Good news! The bureaucrats at the EPA can predict the weather for years to come! How do we know this? In a recent rule regulating methane emissions by the natural gas industry the EPA claims the reduced emissions will result in $690 million in savings in the year 2025 from reducing the impacts of climate change, including: " … changes in precipitation patterns, melting and thawing of global glaciers and ice, increasingly severe weather events, such as hurricanes of greater intensity, and sea level rise, among other impacts."

Quite an impressive feat making those calculations. But it does leave one wondering whether we are looking at two fewer tornadoes, one less tropical storm, or just a few more sunny days. The EPA is keeping that information under wraps, but it clearly knows that America will save $690 million in 2025 – not $600 million or $500 million but $690 million. Interesting how that is conveniently above the estimated $530 million in costs, but not too much of a stretch.
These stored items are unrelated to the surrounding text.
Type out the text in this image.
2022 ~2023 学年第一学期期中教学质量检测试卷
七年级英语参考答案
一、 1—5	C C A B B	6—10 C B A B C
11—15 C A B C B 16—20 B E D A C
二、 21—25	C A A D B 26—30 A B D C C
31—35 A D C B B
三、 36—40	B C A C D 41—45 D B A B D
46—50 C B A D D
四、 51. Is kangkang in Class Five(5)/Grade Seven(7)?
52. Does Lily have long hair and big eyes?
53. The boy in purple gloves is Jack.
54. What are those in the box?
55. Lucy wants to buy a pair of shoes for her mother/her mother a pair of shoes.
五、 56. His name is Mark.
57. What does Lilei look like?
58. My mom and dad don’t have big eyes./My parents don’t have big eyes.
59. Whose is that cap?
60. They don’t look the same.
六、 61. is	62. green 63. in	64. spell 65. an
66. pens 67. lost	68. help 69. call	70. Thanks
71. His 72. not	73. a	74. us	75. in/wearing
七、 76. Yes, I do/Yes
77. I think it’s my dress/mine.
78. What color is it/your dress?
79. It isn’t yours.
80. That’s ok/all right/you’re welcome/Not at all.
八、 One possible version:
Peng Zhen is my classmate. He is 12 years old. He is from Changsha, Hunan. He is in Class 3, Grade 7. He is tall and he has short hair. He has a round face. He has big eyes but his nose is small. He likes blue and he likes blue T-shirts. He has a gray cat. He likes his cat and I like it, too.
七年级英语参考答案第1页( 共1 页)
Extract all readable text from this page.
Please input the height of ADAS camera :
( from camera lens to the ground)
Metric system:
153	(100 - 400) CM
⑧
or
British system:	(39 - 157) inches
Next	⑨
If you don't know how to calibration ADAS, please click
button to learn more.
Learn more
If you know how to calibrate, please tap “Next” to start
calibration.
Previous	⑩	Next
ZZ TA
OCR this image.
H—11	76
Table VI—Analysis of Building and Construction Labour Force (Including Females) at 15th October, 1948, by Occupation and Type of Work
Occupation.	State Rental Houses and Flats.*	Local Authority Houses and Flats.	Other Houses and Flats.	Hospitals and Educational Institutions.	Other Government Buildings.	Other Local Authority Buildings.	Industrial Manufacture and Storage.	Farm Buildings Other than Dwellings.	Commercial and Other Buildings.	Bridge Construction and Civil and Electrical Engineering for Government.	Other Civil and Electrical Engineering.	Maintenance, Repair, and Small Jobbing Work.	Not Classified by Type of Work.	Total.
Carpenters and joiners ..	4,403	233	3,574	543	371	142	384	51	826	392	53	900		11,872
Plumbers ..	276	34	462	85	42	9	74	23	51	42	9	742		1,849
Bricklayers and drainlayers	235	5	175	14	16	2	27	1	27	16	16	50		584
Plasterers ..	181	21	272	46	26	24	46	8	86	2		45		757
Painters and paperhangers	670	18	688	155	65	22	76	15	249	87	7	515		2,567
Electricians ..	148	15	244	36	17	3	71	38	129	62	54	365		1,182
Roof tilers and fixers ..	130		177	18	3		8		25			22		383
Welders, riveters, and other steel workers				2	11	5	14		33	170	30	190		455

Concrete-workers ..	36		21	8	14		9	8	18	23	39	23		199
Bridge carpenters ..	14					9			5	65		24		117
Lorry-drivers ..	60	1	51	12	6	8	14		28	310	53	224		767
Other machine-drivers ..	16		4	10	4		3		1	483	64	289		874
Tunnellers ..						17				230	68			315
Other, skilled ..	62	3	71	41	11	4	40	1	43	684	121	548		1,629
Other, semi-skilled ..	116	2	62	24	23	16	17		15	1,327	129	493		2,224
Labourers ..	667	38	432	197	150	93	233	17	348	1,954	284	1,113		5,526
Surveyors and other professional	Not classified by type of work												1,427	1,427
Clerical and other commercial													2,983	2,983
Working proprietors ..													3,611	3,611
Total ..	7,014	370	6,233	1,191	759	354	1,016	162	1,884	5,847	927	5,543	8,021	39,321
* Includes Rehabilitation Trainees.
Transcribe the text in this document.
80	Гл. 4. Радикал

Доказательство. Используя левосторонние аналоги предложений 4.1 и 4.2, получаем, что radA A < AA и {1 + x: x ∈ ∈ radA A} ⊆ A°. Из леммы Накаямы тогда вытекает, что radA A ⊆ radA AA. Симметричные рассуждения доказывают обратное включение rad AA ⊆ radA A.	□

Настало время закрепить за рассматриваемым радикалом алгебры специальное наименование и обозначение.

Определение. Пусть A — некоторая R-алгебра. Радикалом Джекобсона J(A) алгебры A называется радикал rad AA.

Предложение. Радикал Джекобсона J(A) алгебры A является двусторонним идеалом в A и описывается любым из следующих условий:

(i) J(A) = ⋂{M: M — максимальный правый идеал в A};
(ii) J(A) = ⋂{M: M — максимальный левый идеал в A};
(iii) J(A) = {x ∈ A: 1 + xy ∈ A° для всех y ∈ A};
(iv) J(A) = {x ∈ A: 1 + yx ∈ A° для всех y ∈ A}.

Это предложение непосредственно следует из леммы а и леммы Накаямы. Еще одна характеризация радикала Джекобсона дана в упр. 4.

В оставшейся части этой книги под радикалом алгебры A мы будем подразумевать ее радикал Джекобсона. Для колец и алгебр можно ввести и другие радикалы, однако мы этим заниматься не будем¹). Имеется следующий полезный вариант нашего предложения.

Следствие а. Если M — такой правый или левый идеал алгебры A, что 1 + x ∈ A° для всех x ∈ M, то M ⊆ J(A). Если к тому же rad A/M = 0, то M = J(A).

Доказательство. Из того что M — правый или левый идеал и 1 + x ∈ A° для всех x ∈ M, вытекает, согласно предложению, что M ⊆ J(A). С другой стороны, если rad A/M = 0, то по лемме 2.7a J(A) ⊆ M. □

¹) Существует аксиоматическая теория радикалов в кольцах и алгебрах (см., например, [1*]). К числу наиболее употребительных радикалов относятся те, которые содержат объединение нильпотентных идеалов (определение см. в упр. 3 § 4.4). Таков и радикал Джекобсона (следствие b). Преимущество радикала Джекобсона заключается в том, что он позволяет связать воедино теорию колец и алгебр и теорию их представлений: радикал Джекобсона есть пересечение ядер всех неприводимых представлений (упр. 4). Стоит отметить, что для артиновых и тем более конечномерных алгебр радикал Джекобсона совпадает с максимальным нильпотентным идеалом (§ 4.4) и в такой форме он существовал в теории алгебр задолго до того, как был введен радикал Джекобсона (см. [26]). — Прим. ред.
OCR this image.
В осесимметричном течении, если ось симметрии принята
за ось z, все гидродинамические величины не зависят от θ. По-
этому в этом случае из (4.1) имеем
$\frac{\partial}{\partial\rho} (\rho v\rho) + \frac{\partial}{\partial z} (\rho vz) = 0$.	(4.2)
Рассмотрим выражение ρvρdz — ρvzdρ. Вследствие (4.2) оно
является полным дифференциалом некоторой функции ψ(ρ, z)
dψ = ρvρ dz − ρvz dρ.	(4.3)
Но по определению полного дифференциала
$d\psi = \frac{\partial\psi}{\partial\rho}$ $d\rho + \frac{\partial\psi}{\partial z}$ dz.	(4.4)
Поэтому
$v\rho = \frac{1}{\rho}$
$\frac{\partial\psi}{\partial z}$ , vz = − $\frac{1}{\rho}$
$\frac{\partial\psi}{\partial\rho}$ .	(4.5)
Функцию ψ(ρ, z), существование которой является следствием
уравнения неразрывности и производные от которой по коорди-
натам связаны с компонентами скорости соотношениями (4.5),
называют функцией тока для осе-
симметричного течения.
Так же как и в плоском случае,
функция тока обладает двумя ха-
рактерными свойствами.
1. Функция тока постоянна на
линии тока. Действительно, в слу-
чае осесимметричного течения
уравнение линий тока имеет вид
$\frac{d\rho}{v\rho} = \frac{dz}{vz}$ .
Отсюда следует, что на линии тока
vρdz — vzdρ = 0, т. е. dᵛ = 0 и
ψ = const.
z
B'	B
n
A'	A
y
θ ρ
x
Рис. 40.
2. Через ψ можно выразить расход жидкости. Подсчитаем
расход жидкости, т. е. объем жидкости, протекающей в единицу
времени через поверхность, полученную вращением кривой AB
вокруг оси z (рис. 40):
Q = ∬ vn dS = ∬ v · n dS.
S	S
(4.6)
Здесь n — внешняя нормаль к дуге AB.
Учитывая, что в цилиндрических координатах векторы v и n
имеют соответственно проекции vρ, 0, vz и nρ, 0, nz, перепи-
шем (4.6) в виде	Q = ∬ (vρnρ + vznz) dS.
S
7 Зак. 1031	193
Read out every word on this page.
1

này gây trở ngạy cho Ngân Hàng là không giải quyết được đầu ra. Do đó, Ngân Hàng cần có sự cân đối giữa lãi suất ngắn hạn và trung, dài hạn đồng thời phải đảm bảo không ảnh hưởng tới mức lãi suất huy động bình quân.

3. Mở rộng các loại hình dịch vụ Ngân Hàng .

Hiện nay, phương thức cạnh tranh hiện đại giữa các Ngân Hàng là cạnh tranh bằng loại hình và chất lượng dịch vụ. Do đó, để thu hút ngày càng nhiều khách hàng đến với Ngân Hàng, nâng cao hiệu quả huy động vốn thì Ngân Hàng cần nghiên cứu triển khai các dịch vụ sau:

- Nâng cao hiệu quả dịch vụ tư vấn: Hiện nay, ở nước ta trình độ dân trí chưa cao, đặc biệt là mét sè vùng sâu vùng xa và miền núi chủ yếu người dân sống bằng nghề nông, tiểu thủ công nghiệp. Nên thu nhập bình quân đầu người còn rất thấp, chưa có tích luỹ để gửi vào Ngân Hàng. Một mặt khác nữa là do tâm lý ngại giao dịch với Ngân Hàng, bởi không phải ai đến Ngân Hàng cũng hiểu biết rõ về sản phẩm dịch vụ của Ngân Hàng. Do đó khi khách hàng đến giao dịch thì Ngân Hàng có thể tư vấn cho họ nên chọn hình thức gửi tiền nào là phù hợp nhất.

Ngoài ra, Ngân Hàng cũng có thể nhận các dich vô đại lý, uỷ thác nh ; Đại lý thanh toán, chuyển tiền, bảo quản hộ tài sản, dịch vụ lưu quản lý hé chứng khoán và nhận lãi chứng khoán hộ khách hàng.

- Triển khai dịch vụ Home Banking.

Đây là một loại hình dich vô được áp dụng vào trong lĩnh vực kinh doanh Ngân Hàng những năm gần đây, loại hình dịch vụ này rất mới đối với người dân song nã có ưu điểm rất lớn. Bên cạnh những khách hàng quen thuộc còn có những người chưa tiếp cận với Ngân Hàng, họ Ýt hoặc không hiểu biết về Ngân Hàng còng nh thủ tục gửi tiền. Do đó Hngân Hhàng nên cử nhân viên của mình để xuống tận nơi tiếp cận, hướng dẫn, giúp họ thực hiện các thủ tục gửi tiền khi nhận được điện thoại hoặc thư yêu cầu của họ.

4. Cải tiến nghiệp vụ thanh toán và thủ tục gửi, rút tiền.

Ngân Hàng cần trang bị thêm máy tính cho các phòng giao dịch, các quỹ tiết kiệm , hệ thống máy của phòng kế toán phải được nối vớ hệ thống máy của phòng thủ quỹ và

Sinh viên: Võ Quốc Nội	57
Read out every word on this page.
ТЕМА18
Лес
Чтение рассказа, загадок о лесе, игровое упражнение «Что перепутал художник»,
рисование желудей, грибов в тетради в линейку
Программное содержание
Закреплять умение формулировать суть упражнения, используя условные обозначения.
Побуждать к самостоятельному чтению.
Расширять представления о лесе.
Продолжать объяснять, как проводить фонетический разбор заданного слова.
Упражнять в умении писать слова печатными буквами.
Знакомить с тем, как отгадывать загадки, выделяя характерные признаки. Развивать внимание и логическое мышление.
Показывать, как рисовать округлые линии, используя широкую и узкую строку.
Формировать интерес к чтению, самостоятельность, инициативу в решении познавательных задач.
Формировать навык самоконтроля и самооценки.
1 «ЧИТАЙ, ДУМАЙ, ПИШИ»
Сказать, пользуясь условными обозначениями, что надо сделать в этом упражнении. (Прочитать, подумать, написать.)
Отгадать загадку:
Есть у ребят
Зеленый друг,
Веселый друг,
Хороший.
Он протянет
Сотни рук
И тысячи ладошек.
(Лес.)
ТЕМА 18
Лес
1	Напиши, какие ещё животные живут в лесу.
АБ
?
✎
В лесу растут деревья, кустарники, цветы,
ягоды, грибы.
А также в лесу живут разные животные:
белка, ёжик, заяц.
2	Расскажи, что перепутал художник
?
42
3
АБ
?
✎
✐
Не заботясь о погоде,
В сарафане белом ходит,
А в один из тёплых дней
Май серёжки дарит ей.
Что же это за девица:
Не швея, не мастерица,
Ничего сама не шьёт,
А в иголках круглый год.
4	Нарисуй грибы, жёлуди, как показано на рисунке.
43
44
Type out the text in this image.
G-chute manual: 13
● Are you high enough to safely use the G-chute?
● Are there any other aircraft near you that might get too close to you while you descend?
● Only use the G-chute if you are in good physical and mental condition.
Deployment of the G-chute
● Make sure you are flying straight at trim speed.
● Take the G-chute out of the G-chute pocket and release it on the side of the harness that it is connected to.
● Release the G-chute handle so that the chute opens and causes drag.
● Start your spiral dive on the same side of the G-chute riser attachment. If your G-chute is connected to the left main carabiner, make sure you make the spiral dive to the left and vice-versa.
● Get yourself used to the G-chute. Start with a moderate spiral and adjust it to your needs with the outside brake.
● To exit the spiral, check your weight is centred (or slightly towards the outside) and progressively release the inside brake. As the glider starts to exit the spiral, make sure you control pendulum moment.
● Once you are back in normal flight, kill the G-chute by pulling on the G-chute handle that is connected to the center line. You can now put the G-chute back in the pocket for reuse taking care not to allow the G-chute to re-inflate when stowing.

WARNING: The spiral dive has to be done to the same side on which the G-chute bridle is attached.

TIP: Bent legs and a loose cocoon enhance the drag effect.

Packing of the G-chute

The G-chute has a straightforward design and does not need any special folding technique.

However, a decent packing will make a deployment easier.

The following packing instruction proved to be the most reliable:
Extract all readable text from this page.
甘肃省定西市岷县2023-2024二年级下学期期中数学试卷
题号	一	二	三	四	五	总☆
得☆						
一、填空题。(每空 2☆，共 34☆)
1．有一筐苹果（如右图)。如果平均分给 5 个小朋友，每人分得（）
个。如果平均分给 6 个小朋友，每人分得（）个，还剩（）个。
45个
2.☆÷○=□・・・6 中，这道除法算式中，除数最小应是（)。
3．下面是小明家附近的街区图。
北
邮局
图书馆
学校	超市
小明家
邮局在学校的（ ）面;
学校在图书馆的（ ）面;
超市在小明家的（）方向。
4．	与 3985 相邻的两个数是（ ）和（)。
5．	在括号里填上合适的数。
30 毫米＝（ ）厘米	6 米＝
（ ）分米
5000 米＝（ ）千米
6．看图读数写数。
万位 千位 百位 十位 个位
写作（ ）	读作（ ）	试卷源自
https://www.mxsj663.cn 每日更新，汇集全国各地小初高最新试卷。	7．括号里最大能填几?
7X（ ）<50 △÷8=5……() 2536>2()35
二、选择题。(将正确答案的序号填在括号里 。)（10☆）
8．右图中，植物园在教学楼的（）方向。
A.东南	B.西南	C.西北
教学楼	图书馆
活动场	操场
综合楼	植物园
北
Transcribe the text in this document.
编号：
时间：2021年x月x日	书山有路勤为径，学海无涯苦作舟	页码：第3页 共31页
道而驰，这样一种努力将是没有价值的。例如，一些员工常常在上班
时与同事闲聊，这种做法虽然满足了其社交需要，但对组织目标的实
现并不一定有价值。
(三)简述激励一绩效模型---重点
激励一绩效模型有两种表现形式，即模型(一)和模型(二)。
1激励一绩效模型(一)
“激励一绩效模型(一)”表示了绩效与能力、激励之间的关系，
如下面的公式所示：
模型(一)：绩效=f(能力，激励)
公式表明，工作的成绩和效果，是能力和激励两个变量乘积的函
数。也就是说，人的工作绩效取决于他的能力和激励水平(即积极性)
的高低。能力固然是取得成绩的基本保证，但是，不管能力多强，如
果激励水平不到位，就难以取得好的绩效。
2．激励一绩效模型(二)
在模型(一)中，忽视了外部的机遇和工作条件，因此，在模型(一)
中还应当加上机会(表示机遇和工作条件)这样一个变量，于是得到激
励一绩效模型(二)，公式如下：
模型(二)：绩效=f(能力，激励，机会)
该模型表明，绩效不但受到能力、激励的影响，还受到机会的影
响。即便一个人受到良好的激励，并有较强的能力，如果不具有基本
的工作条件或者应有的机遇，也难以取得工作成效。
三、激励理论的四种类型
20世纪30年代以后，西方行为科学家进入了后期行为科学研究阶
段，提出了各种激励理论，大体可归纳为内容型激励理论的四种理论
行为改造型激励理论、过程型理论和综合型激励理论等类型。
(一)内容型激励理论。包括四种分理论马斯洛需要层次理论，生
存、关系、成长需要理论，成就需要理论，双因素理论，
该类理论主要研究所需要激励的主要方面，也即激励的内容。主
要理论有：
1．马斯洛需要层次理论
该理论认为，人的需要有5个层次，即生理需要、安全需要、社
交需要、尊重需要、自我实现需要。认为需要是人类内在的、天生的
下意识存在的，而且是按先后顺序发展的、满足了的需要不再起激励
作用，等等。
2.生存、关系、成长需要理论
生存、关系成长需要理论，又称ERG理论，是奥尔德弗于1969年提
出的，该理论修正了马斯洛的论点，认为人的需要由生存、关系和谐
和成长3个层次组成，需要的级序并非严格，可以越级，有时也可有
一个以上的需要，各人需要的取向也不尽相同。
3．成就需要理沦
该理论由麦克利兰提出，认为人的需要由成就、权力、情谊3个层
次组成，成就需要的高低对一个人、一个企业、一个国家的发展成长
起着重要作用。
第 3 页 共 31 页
Of course, the EPA cannot predict the specificity of weather 10 years into the future, much less the direct or indirect impact of the reduction in what will be a very modest reduction in share of global methane emissions on atmospheric conditions. What is really going on is that the EPA is conjuring a set of numbers to show a net economic benefit to serve the political interests of the Obama Administration. The numerical gymnastics are really a window into the fundamentally fraudulent way in which costs and benefits are calculated by the EPA and other federal agencies.

In its rationale for regulating methane emissions the EPA went to great lengths to point out that atmospheric emissions should not be considered in isolation but have global effects, that is to say a smokestack in Gary Indiana is both a problem for Indiana as well as India and that such effects can be amplified over time.

What the EPA conveniently ignores is that the commodities produced, oil and natural gas, are also part of a global market where changes in the American regulatory regime also can have significant effects. When the EPA raises costs for producers, it makes extraction in other parts of the world more competitive. If American production, which is efficient and regulated, is replaced by production in unregulated, highly polluting autocracies (i.e. almost all exporters of oil and gas), then the net effect is to increase rather than decrease methane emissions. It is therefore possible that this rule will contribute to increases in methane emissions and accelerate human impact on the climate.

And that is not idle conjecture. It is exactly what has happened with so-called E-waste, or the vast amount of electronic equipment Americans discard every year. Tons of toxic materials find their way to developing countries where they are either dumped in unregulated landfills, poisoning the air and water, or are repurposed by workers in unhealthy conditions.

I am not suggesting an end to E-waste recycling. Rather the point is that highly restrictive regulations in America do not necessarily lead to positive outcomes for the environment. Certainly not when we simply export our pollution to poor nations.

That the EPA would cherry-pick its facts and data should not be a surprise. Anyone with even a cursory knowledge of the federal regulatory apparatus knows that policy is hardly driven by facts. Whether it is the preferences by the agency bureaucrats, political demands from the President or key Congressmen or loud protests from influential pressure groups, regulatory decisions at the EPA are made long before any supposed "impartial" investigation. The full facts are of no concern – nor is the welfare of everyday taxpayers and citizens of any concern.

The federal bureaucracy continues to make the public pretense that it seeks to regulate and construct rules in a rational and objective manner. The end result is a general public that is justifiably cynical of its own government and increasingly fed up with its kowtowing to special interests, expensive boondoggles and disinterest in the public’s concerns.

Yet the Washington commentariat continues to be confounded in the public’s lack of confidence in governmental institutions and is mystified that voters on the Right and on the Left have voted in the millions for outsiders Trump and Sanders.

If the federal government is to regain the trust of the American people, perhaps it should stop its serial dishonesty. Or at least let me know if it’s going to rain on June 20, 2025 – I was planning on going to a Pirates games that day.